2. Reduction in Tracking Errors: Experimental results demonstrate significant improvements in tracking accuracy. The RAMP-Net method reports a 7.8% to 43.2% reduction in tracking errors for speeds ranging from 0.5 to 1.75 m/s compared to two state-of-the-art (SOTA) regression-based MPC methods. This reduction highlights the effectiveness of the proposed method in maintaining accuracy under varying conditions.
3. Training Efficiency: The paper addresses the training overhead by balancing the use of physics-based losses with data-driven losses. The experiments show that a careful tuning of the ratio of data points to collocation points (data-skewness) can significantly enhance the training efficiency and accuracy of the neural network, achieving around 60% lesser training error and 11% faster convergence.
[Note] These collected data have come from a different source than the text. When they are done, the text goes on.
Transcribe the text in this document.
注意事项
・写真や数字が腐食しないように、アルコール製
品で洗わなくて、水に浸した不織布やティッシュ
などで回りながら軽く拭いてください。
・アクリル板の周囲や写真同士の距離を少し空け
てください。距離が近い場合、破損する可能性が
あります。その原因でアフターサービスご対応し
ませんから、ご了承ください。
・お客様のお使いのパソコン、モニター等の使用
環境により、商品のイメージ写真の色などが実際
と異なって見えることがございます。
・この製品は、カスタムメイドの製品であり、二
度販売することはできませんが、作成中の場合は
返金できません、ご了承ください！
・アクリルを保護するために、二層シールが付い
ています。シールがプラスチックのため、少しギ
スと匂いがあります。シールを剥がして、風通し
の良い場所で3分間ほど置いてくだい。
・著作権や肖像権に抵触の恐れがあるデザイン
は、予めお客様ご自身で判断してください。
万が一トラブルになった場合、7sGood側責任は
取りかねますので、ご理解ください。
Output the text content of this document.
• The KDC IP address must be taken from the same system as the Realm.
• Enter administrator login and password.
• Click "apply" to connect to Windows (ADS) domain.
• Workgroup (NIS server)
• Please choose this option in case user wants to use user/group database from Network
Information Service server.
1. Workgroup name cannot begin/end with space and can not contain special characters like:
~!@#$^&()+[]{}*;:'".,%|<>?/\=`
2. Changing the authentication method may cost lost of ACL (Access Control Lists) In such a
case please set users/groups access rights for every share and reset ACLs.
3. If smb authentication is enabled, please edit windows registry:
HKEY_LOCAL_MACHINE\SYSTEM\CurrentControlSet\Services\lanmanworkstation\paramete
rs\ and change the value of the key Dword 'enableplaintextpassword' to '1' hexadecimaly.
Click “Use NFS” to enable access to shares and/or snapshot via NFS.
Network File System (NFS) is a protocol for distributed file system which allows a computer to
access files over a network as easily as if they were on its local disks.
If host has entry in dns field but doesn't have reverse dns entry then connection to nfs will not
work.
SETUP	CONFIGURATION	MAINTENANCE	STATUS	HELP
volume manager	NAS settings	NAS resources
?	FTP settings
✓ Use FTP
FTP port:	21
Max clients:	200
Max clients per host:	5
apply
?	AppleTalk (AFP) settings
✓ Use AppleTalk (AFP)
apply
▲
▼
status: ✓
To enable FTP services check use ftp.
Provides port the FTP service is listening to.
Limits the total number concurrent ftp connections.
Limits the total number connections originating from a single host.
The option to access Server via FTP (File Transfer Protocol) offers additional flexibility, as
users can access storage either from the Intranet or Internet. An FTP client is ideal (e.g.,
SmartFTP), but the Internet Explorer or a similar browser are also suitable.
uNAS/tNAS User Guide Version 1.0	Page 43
Theoretical and Practical Implications

The integration of Physics-informed Neural Networks into the MPC framework for quadrotors offers several critical theoretical and practical advantages:

• Enhanced Robustness: By coupling physical models with data-driven techniques, the proposed approach achieves higher robustness and generalizes better across different flight conditions compared to purely data-driven or purely model-based methods.
• Computational Efficiency: The PINN-based approach demonstrates an order of magnitude lower latency in forward propagation times compared to standard numerical integration methods, making it highly suitable for real-time control applications.
• Scalability and Generalization: The method's ability to generalize to unseen flight trajectories (like lemniscate paths) beyond the training conditions reinforces its potential applicability in diverse and dynamic operational environments.

Future Developments

Looking forward, this research opens several avenues for further exploration:

• Scalability to Complex Environments: Extending the framework to more complex and real-world environments, potentially integrating more sophisticated physics models and data from heterogeneous sources.
• Adaptive Learning Schemes: Developing adaptive learning schemes that can continuously update the neural network model in real-time, based on incoming flight data, improving the system's adaptability to evolving environmental conditions.
• Enhanced Model Interpretability: Increasing the interpretability of the neural network outputs by incorporating more sophisticated explainability techniques, which could facilitate better trust and adoption in critical applications.

Conclusion

The "RAMP-Net" framework represents a significant advancement in the field of control systems for quadrotors, merging the strengths of physical modeling and data-driven learning. This integration not only enhances the robustness and efficiency of the MPC but also sets a foundation for future research in applying hybrid modeling techniques to other complex, real-world control problems. The promising results and the potential for scalability mark this work as an essential step towards more adaptive and resilient AI-driven control systems.